Stefanie vor Schulte befasst sich mit diesen Themen auf eine etwas surreale Art und Weise. Die Personen, die sich in ihrem Roman zusammen finden, sind alle Außenseiter der Gesellschaft, alle verbindet dabei eine Geschichte mit der verstorbenen Johanne. Und diese Geschichten sind teilweise etwas fantastisch, beschreiben aber viele Facetten der Toten. Und sie helfen den Familienangehörigen, in ihrer Trauer wieder zueinander zu finden und nicht einzeln unter zu gehen. Denn jede Erinnerung kann zu einer Geschichte werden und jede Geschichte zu einer Erinnerung.

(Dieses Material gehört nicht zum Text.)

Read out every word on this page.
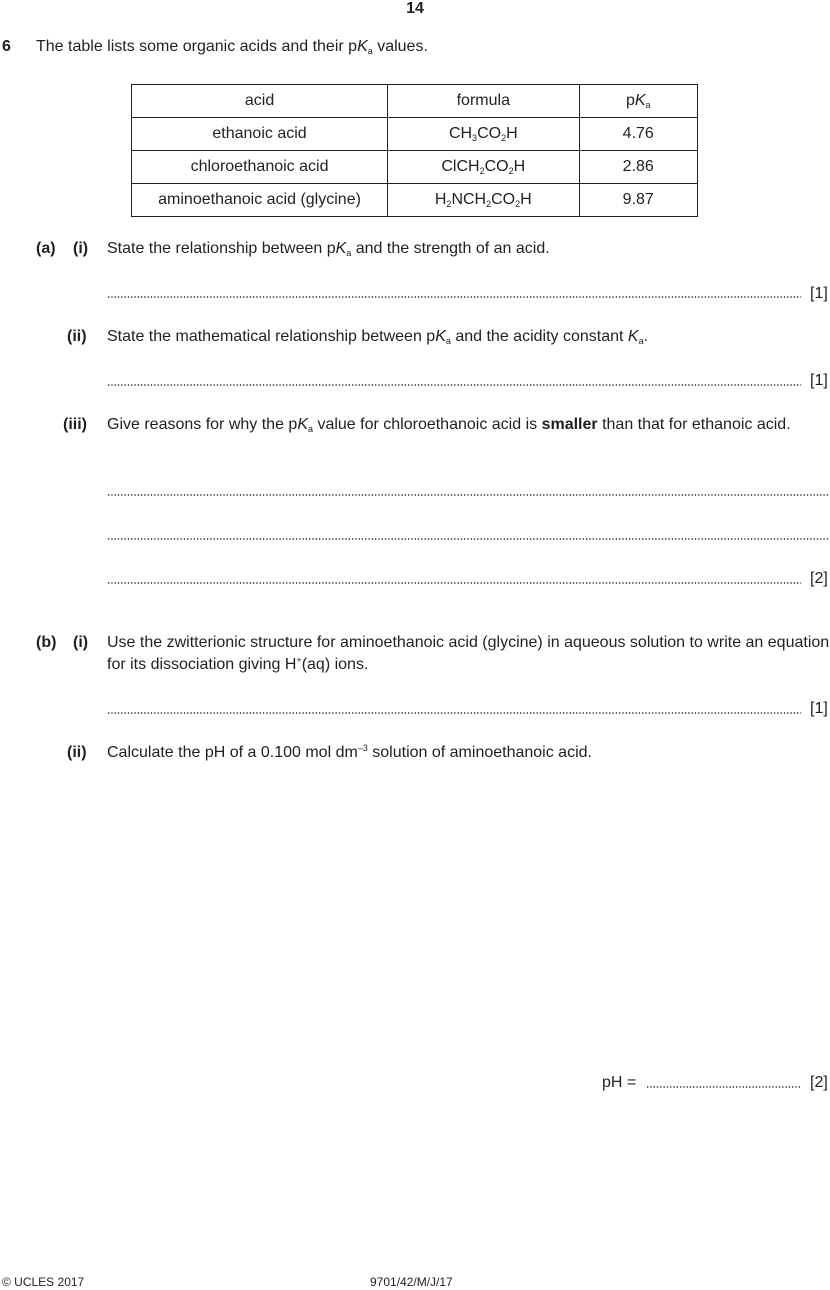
14
6 The table lists some organic acids and their $pK_a$ values.
acid	formula	$pK_a$
ethanoic acid	$CH_3CO_2H$	4.76
chloroethanoic acid	$ClCH_2CO_2H$	2.86
aminoethanoic acid (glycine)	$H_2NCH_2CO_2H$	9.87
(a) (i) State the relationship between $pK_a$ and the strength of an acid.
[1]
(ii) State the mathematical relationship between $pK_a$ and the acidity constant $K_a$.
[1]
(iii) Give reasons for why the $pK_a$ value for chloroethanoic acid is smaller than that for ethanoic acid.
[2]
(b) (i) Use the zwitterionic structure for aminoethanoic acid (glycine) in aqueous solution to write an equation for its dissociation giving H+(aq) ions.
[1]
(ii) Calculate the pH of a 0.100 mol $dm^{-3}$ solution of aminoethanoic acid.
pH =	[2]
© UCLES 2017	9701/42/M/J/17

Mit Argusaugen überwacht wird die Familie Mohn von einem Mitarbeiter des Traueramtes, der grundsätzlich Menschen nicht mag. Denn irgendwann ist es in der Umgebung vorbei mit Mitleid und Verständnis für die Trauernden. So überspitzt diese Figur auch dargestellt ist zeigt sie doch auch den Umgang in unserer Gesellschaft mit Tod und Trauer. Neben Mitgefühl dominieren nicht selten Hilflosigkeit, Sensationsgier und Unverständnis auf scheinbar irrationales Verhalten von Trauernden.
Der Schreibstil ist ausgefallen, die kurzen Sätze sehr aussagekräftig und intensiv. Für meinen Geschmack sind manche Geschichten ein wenig zu fantastisch, deshalb einen Stern Abzug.
Fazit: Ein besonderer Roman zu einem Thema, das alle Menschen betrifft. Egal, ob sie selber einen Verlust zu betrauern haben, oder ob sie ihren Umgang mit Trauernden hinterfragen können.